- Power type: Steam
- Designer: Edward Cusack
- Builder: Broadstone
- Build date: 1909–1915
- Total produced: 9
- Configuration:: ​
- • Whyte: 4-4-0
- Gauge: 5 ft 3 in (1,600 mm)
- Leading dia.: 3 ft 6 in (1,070 mm)
- Driver dia.: 6 ft 3 in (1,900 mm)
- Tender wheels: 3 ft 9 in (1,140 mm)
- Wheelbase:: ​
- • Engine: 20 ft 11 in (6,380 mm)
- • Drivers: 8 ft 2 in (2,490 mm)
- • Tender: 12 ft (3,700 mm)
- Total weight: 74 tons
- Firebox:: ​
- • Grate area: 16 sq ft (1.5 m^{2})
- Boiler:: ​
- • Diameter: 4 ft 5 in (1,350 mm)
- Boiler pressure: 175 lbs
- Heating surface:: ​
- • Firebox: 115 sq ft (10.7 m^{2})
- • Tubes: 975 sq ft (90.6 m^{2})
- Cylinder size: 18 in × 26 in (460 mm × 660 mm)
- Operators: Midland Great Western Railway Great Southern Railways
- Class: C
- Number in class: 9
- Numbers: 536–544
- Locale: Ireland
- Withdrawn: 1950–1959

= MGWR Classes C and Cs =

Class of Irish locomotives

The Midland Great Western Railway (MGWR) C Class was a class of 4-4-0 locomotives designed and built at Broadstone by Edward Cusack between 1909 and 1915 using parts obtained from Kitson and Company. They replaced the earlier 7-12 class. The class survived through the Great Southern Railways (GSR) era from 1925-1944 and were withdrawn in the 1950s under Córas Iompair Éireann.

==Locomotives==
The class consisted of nine locomotives as follows:

| MGWR No. | Name | Built | GSR No. | GSR Class | Inchicore Class | Withdrawn |
|---|---|---|---|---|---|---|
| 4 (25 from 1924) | Ballynahinch | 1910 | 538 | 536 | D7 | 1950 |
| 5 (26 from 1924) | Croagh Patrick | 1910 | 539 | 536 | D7 | 1952 |
| 6 (9 from 1924) | Kylemore | 1911 | 542 | 540 | D6 | 1959 |
| 7 | Connemara | 1909 | 540 | 540 | D6 | 1953 |
| 8 | St. Patrick | 1913 | 541 | 540 | D6 | 1959 |
| 9 (20 from 1924) | Emerald Isle | 1912 | 537 | 536 | D7 | 1953 |
| 10 | Faugh a Ballagh | 1909 | 543 | 540 | D6 | 1959 |
| 11 | Erin go Bragh | 1915 | 544 | 540 | D6 | 1955 |
| 12 | Shamrock | 1913 | 536 | 536 | D7 | 1951 |

==History==
From their introduction in 1909 the class was originally designed to be used principally on trains on the Sligo and Mayo branches. Their large driving wheels caused low acceleration and difficulties on gradients so they were deployed to Dublin-Galway slow passenger work. Poor riding also led to a high incidence of breaking of bogie springs.
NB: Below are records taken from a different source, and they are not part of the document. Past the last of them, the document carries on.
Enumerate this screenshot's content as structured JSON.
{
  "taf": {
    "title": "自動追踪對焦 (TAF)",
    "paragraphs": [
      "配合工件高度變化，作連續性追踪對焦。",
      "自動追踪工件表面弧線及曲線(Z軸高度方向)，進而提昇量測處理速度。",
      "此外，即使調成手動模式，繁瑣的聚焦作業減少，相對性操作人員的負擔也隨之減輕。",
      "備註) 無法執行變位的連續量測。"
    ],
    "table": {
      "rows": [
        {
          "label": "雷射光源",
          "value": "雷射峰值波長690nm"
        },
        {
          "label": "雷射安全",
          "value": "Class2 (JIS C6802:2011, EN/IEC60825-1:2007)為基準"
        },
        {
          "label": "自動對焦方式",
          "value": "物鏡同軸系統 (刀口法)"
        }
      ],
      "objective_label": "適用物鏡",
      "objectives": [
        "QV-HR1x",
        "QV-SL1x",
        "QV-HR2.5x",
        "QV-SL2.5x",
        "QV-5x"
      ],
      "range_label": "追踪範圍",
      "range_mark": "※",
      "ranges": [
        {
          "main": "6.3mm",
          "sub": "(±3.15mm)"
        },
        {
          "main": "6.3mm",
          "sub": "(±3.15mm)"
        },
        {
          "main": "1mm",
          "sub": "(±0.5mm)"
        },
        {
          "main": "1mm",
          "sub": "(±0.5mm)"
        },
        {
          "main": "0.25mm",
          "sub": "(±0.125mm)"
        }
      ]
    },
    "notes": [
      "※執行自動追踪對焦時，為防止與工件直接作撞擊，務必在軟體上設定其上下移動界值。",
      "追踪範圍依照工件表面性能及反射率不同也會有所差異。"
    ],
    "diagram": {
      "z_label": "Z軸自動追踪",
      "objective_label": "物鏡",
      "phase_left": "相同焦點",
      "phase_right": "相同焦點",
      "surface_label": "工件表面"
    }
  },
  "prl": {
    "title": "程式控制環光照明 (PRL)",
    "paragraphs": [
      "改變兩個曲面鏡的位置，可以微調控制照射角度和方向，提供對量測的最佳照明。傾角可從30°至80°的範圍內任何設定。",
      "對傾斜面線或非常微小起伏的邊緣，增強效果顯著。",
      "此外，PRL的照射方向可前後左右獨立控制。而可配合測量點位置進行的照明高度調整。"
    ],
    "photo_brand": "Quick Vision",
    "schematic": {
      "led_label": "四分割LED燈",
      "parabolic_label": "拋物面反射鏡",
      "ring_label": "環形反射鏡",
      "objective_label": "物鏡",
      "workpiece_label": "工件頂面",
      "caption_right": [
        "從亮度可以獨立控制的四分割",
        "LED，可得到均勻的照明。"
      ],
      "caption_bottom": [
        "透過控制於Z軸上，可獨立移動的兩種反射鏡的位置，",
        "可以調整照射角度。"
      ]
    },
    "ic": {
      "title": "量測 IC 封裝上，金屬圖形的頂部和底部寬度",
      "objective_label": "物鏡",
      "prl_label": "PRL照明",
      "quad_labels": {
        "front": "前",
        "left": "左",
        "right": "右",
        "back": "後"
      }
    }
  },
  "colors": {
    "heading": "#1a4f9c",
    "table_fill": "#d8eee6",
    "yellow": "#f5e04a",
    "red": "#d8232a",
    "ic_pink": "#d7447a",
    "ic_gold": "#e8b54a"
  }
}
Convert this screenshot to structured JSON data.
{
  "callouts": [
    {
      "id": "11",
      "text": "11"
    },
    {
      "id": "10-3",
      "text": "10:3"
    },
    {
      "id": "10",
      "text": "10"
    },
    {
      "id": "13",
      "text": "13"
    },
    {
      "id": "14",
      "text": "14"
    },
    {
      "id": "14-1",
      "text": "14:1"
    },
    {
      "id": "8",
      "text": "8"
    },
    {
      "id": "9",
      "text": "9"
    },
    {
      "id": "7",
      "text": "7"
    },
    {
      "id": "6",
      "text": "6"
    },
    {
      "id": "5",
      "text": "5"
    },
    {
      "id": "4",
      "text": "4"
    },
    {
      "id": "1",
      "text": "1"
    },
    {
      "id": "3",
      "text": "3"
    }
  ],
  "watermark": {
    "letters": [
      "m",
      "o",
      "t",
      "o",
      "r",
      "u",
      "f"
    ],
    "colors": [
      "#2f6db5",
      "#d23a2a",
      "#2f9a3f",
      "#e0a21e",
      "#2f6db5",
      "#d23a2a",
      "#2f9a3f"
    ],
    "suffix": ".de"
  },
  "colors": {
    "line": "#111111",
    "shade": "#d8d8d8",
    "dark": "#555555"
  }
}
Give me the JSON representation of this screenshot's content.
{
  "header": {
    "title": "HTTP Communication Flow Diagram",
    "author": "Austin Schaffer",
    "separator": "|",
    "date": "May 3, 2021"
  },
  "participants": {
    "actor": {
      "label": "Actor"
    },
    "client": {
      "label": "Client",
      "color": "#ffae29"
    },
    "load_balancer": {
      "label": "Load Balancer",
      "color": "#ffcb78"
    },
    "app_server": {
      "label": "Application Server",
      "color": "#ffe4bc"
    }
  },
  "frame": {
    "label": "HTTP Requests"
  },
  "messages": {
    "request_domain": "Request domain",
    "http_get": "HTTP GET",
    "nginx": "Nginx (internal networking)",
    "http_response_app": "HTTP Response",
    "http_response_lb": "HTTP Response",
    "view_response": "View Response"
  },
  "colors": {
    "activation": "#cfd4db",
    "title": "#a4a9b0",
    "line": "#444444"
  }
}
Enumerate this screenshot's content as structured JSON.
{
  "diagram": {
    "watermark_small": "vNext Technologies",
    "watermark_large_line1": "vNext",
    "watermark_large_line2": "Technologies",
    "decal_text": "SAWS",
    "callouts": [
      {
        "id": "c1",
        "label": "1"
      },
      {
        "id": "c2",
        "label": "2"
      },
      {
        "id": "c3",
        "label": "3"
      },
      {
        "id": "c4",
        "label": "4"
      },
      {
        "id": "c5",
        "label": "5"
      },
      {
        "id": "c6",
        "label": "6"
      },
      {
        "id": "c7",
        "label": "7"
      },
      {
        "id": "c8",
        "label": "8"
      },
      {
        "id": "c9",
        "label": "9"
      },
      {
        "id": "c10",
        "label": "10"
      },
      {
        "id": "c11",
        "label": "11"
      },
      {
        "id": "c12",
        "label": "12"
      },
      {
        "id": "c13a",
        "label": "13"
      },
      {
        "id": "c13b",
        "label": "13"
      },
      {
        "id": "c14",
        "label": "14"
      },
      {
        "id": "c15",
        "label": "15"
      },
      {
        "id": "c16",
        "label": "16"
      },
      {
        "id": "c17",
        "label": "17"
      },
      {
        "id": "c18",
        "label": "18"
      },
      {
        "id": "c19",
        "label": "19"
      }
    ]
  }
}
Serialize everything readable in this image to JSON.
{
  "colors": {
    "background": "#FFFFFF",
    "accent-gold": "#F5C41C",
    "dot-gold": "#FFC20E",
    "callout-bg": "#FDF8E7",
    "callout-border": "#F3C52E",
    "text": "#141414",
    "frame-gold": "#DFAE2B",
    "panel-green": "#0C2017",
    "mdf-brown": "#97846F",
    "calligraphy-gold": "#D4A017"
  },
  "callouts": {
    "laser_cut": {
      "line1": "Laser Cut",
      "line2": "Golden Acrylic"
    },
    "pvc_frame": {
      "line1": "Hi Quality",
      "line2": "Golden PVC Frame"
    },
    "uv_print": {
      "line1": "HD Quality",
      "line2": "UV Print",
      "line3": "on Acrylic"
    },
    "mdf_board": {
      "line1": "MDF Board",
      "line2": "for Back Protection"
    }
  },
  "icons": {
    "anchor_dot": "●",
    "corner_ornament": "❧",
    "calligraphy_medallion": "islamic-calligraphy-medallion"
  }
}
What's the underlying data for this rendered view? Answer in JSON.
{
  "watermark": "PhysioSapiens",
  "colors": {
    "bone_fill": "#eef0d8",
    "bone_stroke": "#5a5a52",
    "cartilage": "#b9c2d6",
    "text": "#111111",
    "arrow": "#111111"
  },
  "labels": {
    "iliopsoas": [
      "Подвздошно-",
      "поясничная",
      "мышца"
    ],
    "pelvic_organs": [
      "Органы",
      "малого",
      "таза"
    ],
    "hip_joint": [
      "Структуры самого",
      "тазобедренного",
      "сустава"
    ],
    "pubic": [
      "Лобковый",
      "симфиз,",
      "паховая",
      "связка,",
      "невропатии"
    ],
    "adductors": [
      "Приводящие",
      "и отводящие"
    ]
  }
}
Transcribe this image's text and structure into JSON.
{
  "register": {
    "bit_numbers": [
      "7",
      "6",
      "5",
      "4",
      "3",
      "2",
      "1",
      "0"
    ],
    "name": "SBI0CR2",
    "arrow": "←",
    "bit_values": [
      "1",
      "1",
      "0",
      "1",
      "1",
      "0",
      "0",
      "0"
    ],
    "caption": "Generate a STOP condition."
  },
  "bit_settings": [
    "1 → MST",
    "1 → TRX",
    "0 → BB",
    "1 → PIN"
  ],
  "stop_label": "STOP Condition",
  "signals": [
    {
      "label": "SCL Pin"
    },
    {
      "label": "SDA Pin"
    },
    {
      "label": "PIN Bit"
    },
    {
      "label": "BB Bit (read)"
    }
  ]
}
In 1912 during the coal strike of that year No. 10 was converted to an oil burning locomotive using Holden oil burning apparatus.

The class were rebuilt with superheated boilers and new cabs over their long lives beginning in the 1920s. Those also having piston-valves formed GSR Class 540 whilst those retaining slide values going to GSR Class 536. They were withdrawn in the 1950s, Class 536 with their poorer performance first.

==Liveries==
When introduced the locomotives carried an apple green livery with black edged with white lining. The tender was lettered MGWR with the company seal between the letters G and W. They carried brass nameplates on the lead driving when splasher with the builders plate and number on the cabside. From 1915 after W.H. Morton was appointed Chief Mechanical Engineer of the MGWR the engines were repainted black until the merger of the MGWR into the Great Southern Railways in 1925. From then until withdrawal, all were painted plain grey, initially with cast cabside numberplates (also plain grey), but from about 1949 these were gradually removed with pale yellow painted numerals substituted.